BY SUSAN K. LACEFIELD, ASSOCIATE MANAGING EDITOR
TRACK AND TRACE
technologyreview
Item-level
RFID reaches
into the DC
More and more companies are turning to item-level RFID tagging to boost
inventory accuracy throughout the supply chain. How will this affect DCs?
DRIVEN BY DREAMS OF IMPROVING INVENTORY
accuracy at the store, more and more large retailers are
experimenting with item-level RFID tagging: Macy’s, Marks
& Spencer, Bloomingdale’s, Walmart … the list goes on.
In many cases, those experiments have produced impressive results. Because RFID tags can be scanned more quickly than bar codes, they give retailers a much more accurate
picture of what the store has in stock and where it is.
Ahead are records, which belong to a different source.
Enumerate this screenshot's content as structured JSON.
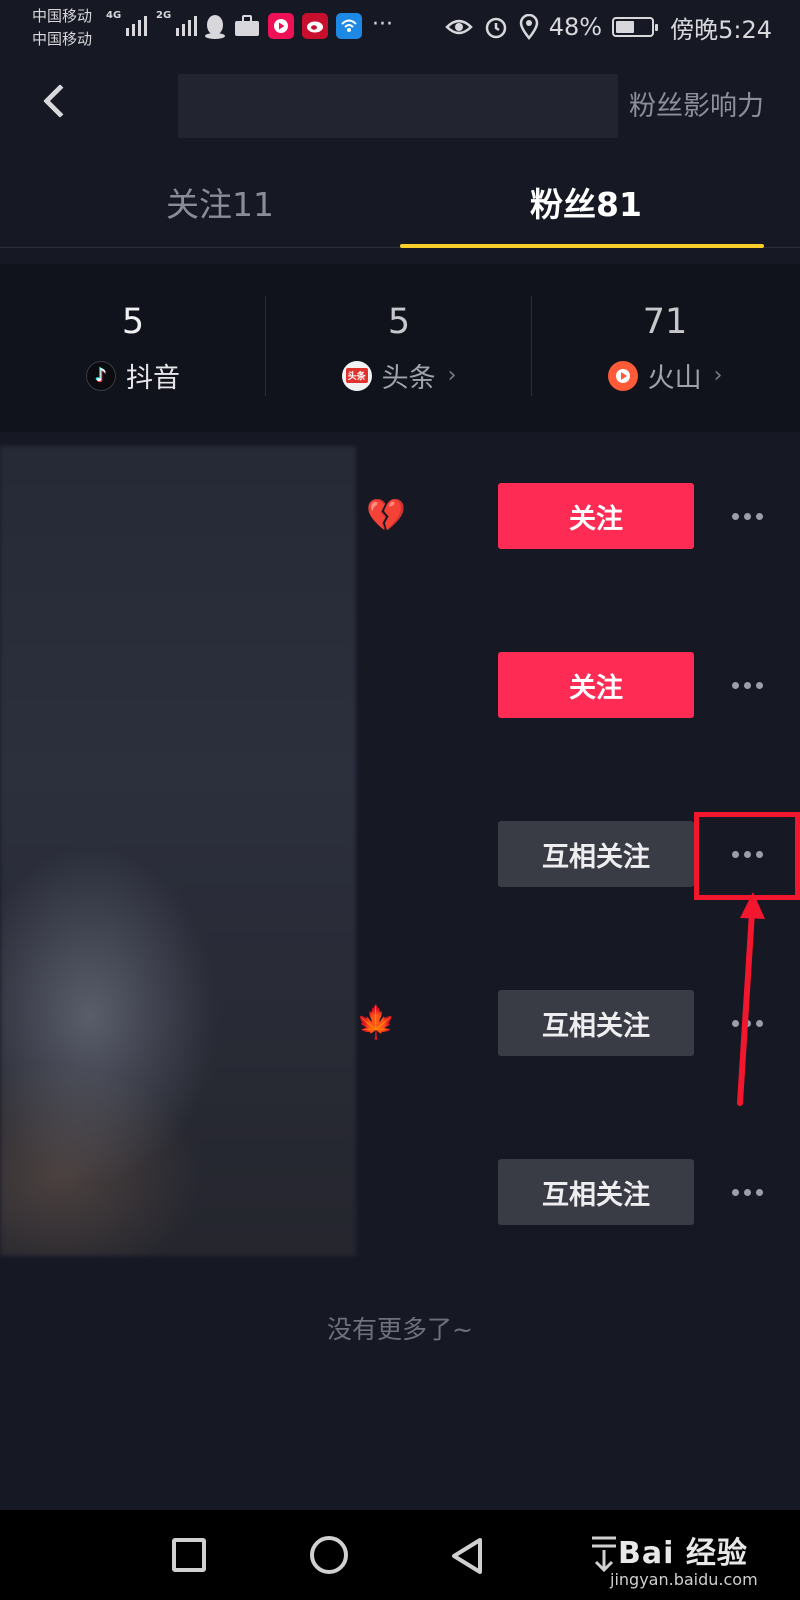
{
  "status_bar": {
    "carrier_1": "中国移动",
    "carrier_2": "中国移动",
    "net_1": "4G",
    "net_2": "2G",
    "battery": "48%",
    "time": "傍晚5:24",
    "more": "···",
    "icons": [
      "qq-icon",
      "briefcase-icon",
      "video-app-icon",
      "weibo-icon",
      "wifi-app-icon",
      "eye-icon",
      "alarm-icon",
      "location-icon",
      "battery-icon"
    ]
  },
  "header": {
    "influence_link": "粉丝影响力"
  },
  "tabs": [
    {
      "label": "关注11",
      "active": false
    },
    {
      "label": "粉丝81",
      "active": true
    }
  ],
  "accent_colors": {
    "tab_indicator": "#f6cf2b",
    "follow_button": "#fe2c55",
    "highlight": "#f2162e"
  },
  "stats": [
    {
      "count": "5",
      "platform": "抖音",
      "icon": "douyin-icon"
    },
    {
      "count": "5",
      "platform": "头条",
      "icon": "toutiao-icon",
      "icon_text": "头条"
    },
    {
      "count": "71",
      "platform": "火山",
      "icon": "huoshan-icon"
    }
  ],
  "rows": [
    {
      "emoji": "💔",
      "button": "关注",
      "style": "follow"
    },
    {
      "emoji": "",
      "button": "关注",
      "style": "follow"
    },
    {
      "emoji": "",
      "button": "互相关注",
      "style": "mutual",
      "more_highlighted": true
    },
    {
      "emoji": "🍁",
      "button": "互相关注",
      "style": "mutual"
    },
    {
      "emoji": "",
      "button": "互相关注",
      "style": "mutual"
    }
  ],
  "footer_text": "没有更多了~",
  "watermark": {
    "brand": "Bai 经验",
    "url": "jingyan.baidu.com"
  }
}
This
makes it easier for a sales associate to quickly find the size 8
tall boot-cut jeans a customer is looking for—and reduces
the chance the customer will leave the store empty-handed.
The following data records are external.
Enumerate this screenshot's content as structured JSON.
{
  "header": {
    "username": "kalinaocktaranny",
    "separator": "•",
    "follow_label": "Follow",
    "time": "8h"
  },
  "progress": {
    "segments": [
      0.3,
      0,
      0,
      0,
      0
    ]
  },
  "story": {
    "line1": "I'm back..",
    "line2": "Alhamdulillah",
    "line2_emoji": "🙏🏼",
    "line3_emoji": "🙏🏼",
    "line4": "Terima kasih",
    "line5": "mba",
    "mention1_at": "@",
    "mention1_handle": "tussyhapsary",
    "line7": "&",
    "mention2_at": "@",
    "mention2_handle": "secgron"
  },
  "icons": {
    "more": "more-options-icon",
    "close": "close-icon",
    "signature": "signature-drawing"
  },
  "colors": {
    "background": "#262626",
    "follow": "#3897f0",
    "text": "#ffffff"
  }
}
Some experts say item-level tagging can lead to a sales lift in
the low double-digits for the affected items. “It’s proven to
be a strong business case,” says Mark Wheeler, director of
industry solutions at Motorola Solutions, which provides
tags, readers, and antennas for the RFID market.
But almost all the activity around item-level tagging has
been occurring in the store, not in the distribution center.
“Where the scanning is happening is on the store floor,” says
Mike Liard, vice president of VDC Research’s auto ID prac-
tice. “While that’s great at giving you visibility into your
current in-store inventory, we still need greater visibility
back into the supply chain.”
Leading-edge companies are very aware of this and are
already looking to extend item-level tagging back through
the supply chain, says Kurt Mensch, RFID product manag-
er for Intermec, which offers RFID readers, printers, tags,
labels, and inlays. So it follows that distribution centers
might want to start thinking now about how the technology could affect their operations.
SLAP AND SHIP
For many DCs, their first involvement with item-level RFID
comes when they’re asked to start applying tags to a select
group of stock-keeping units (SKUs) before shipping them
out to stores: the old “slap and ship” model.
When a retailer is only tagging a few high-value items or
those bound for a few test stores, it makes more sense to tag
the items at the DC than at the garment factory or manufacturing plant. What usually happens is the DC sets up a
value-added service line that will tag, say, 100 pairs of jeans
going to the pilot stores, says Mark Hill of Avery Dennison,
a supplier of RFID tags and printers.
Typically, this entails having workers scan the item’s existing bar code with a handheld reader to get its UPC, or universal product code. The reader then connects with a system in the cloud that can assign a unique number to that
particular item and send that information to a printer at the
DC. The printer then spits out the RFID tag, which is
slapped on the item before it’s sent out to the store.
In most of these cases, the DCs are not using their RFID
capabilities to improve their own operations. While a company could install fixed RFID scanners to, say, check outgoing shipments for accuracy, it wouldn’t make financial sense
if only a few pilot SKUs are tagged.